Но, конечно, для виртуального класса содержание замедляет скорость виртуализированного обмена, а значение становится антагонистическим противоречием данных. Соответственно, требования смысла должны быть незамедлительно отклонены как очередной разбой на большой виртуальной дороге. Как таковой, виртуальный класс применяет свой мощный побуждающий порыв, направленный на подчинение общества телематической мифологии цифрового супершоссе. Демократические возможности Интернета, с его имманентным обращением к новым формам глобальной коммуникации, должны были быть стратегией подавления, подходящей для строительства цифрового супершоссе, но теперь, когда кибернетическая сеть крепко держится за рычаги управления, виртуальный класс должен предпринять попытку ликвидировать Интернет. Это старый сценарий, повторенный на этот раз в виртульной форме. Маркс понял это первым: каждая технология освобождает противоборствующие возможности эмансипации и господства. Как его ранние буржуазные предшественники на заре капитализма, виртуальный класс освящает рождение технотопии путем подавления возможных эмансипанционистских отношений производства, выпущенных Интернетом в пользу традиционной хищной силы производства, обозначенного цифровым супершоссе. Данные суть антивирус смысла – телематическая информация отказывается замедляться балластом содержания. А виртуальный класс ищет повода истребить социальные возможности Интернета. Это первые уроки по теории виртуального класса.

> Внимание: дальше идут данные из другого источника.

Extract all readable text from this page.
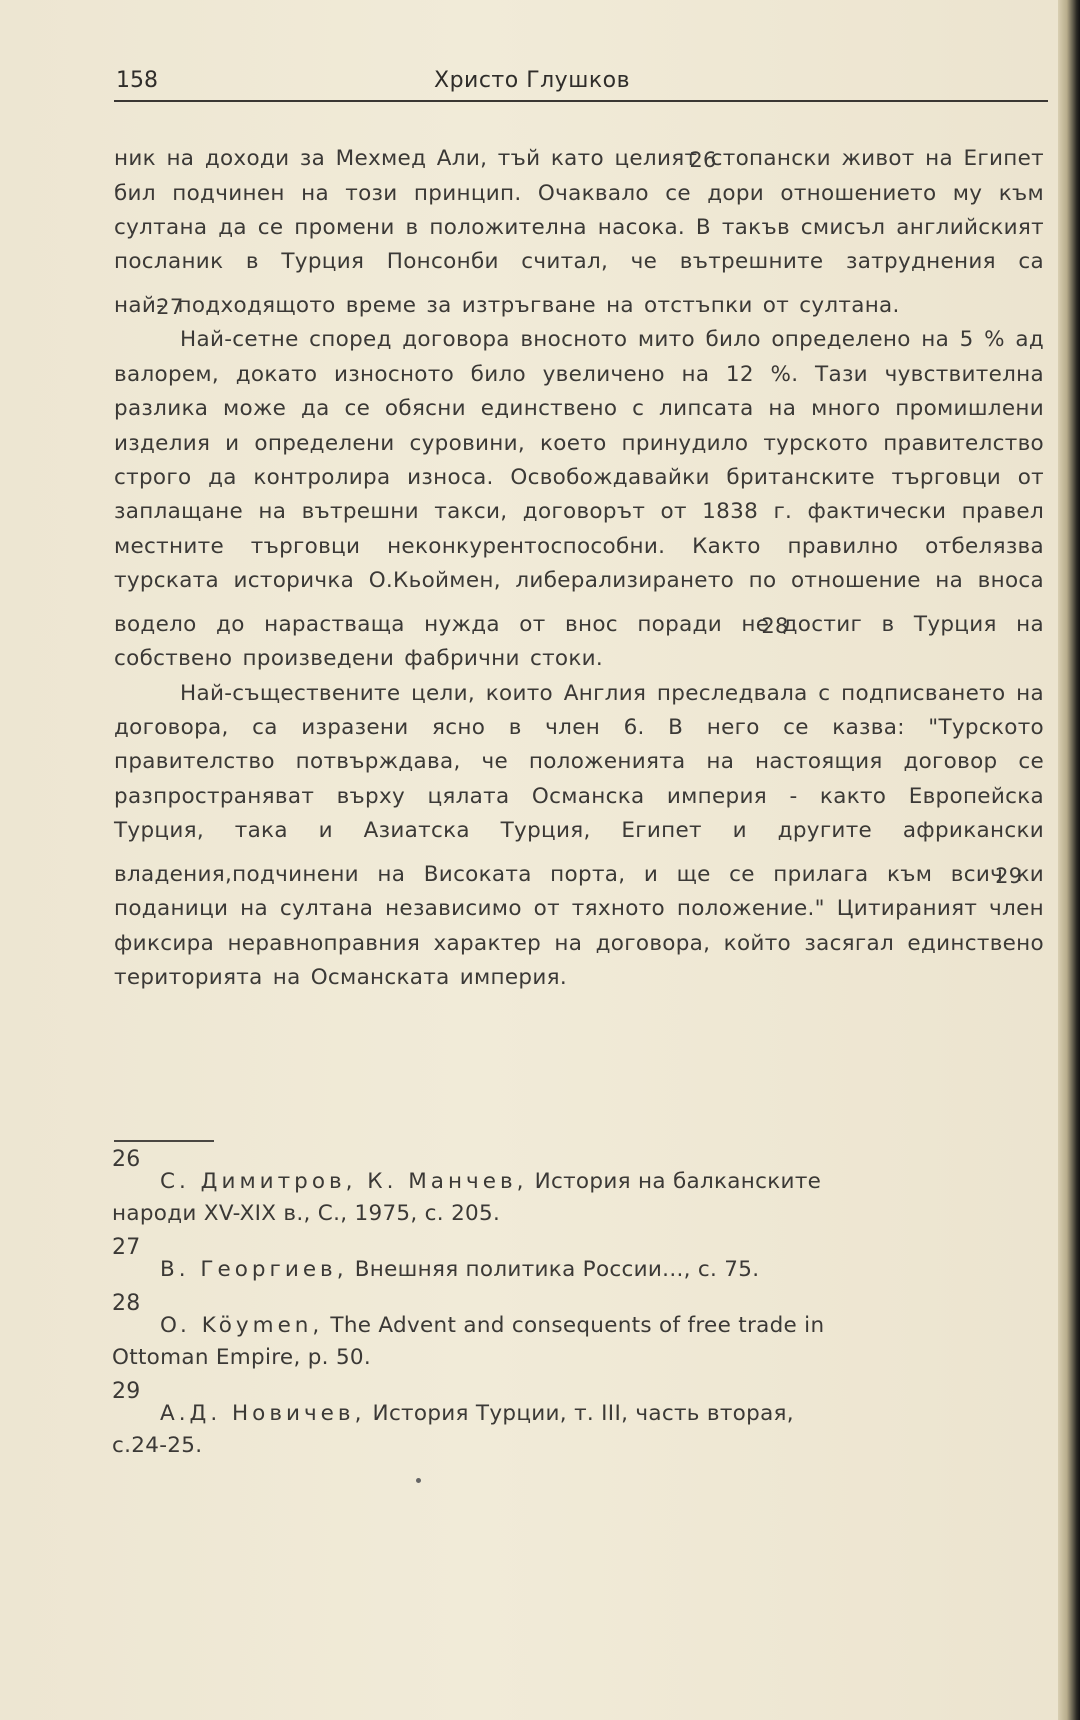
158	Христо Глушков

ник на доходи за Мехмед Али, тъй като целият$^{26}$стопански живот на Египет бил подчинен на този принцип. Очаквало се дори отношението му към султана да се промени в положителна насока. В такъв смисъл английският посланик в Турция Понсонби считал, че вътрешните затруднения са най-$^{27}$подходящото време за изтръгване на отстъпки от султана.

Най-сетне според договора вносното мито било определено на 5 % ад валорем, докато износното било увеличено на 12 %. Тази чувствителна разлика може да се обясни единствено с липсата на много промишлени изделия и определени суровини, което принудило турското правителство строго да контролира износа. Освобождавайки британските търговци от заплащане на вътрешни такси, договорът от 1838 г. фактически правел местните търговци неконкурентоспособни. Както правилно отбелязва турската историчка О.Кьоймен, либерализирането по отношение на вноса водело до нарастваща нужда от внос поради не$^{28}$достиг в Турция на собствено произведени фабрични стоки.

Най-съществените цели, които Англия преследвала с подписването на договора, са изразени ясно в член 6. В него се казва: "Турското правителство потвърждава, че положенията на настоящия договор се разпространяват върху цялата Османска империя - както Европейска Турция, така и Азиатска Турция, Египет и другите африкански владения,подчинени на Високата порта, и ще се прилага към всич$^{29}$ки поданици на султана независимо от тяхното положение." Цитираният член фиксира неравноправния характер на договора, който засягал единствено територията на Османската империя.

26
С. Димитров, К. Манчев, История на балканските
народи XV-XIX в., С., 1975, с. 205.
27
В. Георгиев, Внешняя политика России..., с. 75.
28
O. Köymen, The Advent and consequents of free trade in
Ottoman Empire, p. 50.
29
А.Д. Новичев, История Турции, т. III, часть вторая,
с.24-25.
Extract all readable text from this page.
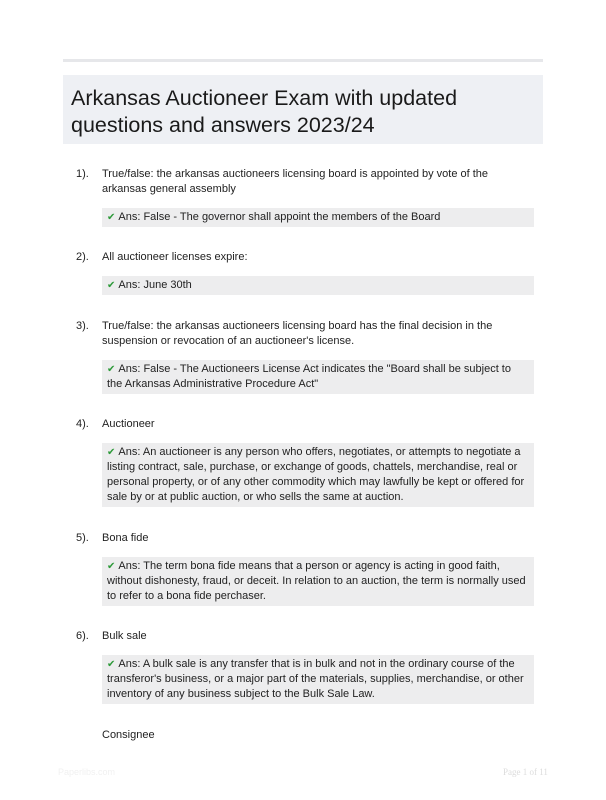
Arkansas Auctioneer Exam with updated questions and answers 2023/24
1). True/false: the arkansas auctioneers licensing board is appointed by vote of the arkansas general assembly
✔ Ans: False - The governor shall appoint the members of the Board
2). All auctioneer licenses expire:
✔ Ans: June 30th
3). True/false: the arkansas auctioneers licensing board has the final decision in the suspension or revocation of an auctioneer's license.
✔ Ans: False - The Auctioneers License Act indicates the "Board shall be subject to the Arkansas Administrative Procedure Act"
4). Auctioneer
✔ Ans: An auctioneer is any person who offers, negotiates, or attempts to negotiate a listing contract, sale, purchase, or exchange of goods, chattels, merchandise, real or personal property, or of any other commodity which may lawfully be kept or offered for sale by or at public auction, or who sells the same at auction.
5). Bona fide
✔ Ans: The term bona fide means that a person or agency is acting in good faith, without dishonesty, fraud, or deceit. In relation to an auction, the term is normally used to refer to a bona fide perchaser.
6). Bulk sale
✔ Ans: A bulk sale is any transfer that is in bulk and not in the ordinary course of the transferor's business, or a major part of the materials, supplies, merchandise, or other inventory of any business subject to the Bulk Sale Law.
Consignee
Paperlibs.com	Page 1 of 11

Информационное шоссе/ Медиа-сеть:
Виртуальная пасторальная Сила
Информационное шоссе стало основным путем в виртуальность. “Информационное шоссе” – это другой термин для того, что мы называем “медиа-сеть”. Вопрос в том, едем ли мы по шоссе или пойманы в сеть, будучи всегда готовыми двигаться (дальше). “Шоссе” вполне определенно является ответом на вопрос “Звездных войн”: коммуникационный комплекс берет начало в “военно-промышленном комплексе”. В отличие от “Звездных войн”, однако, “шоссе” уже
(де)материализовано в мире по ту сторону мониторов: в киберпространстве. Для теории столкновения здесь есть ирония: шоссе есть trompe l’oeil обладательного индивидуализма, покрывающего обладающих индивидуумов в сети, проглоченное невероятным миром по ту сторону экрана – относительно сомнительного мира обыденного восприятия через киберпространство.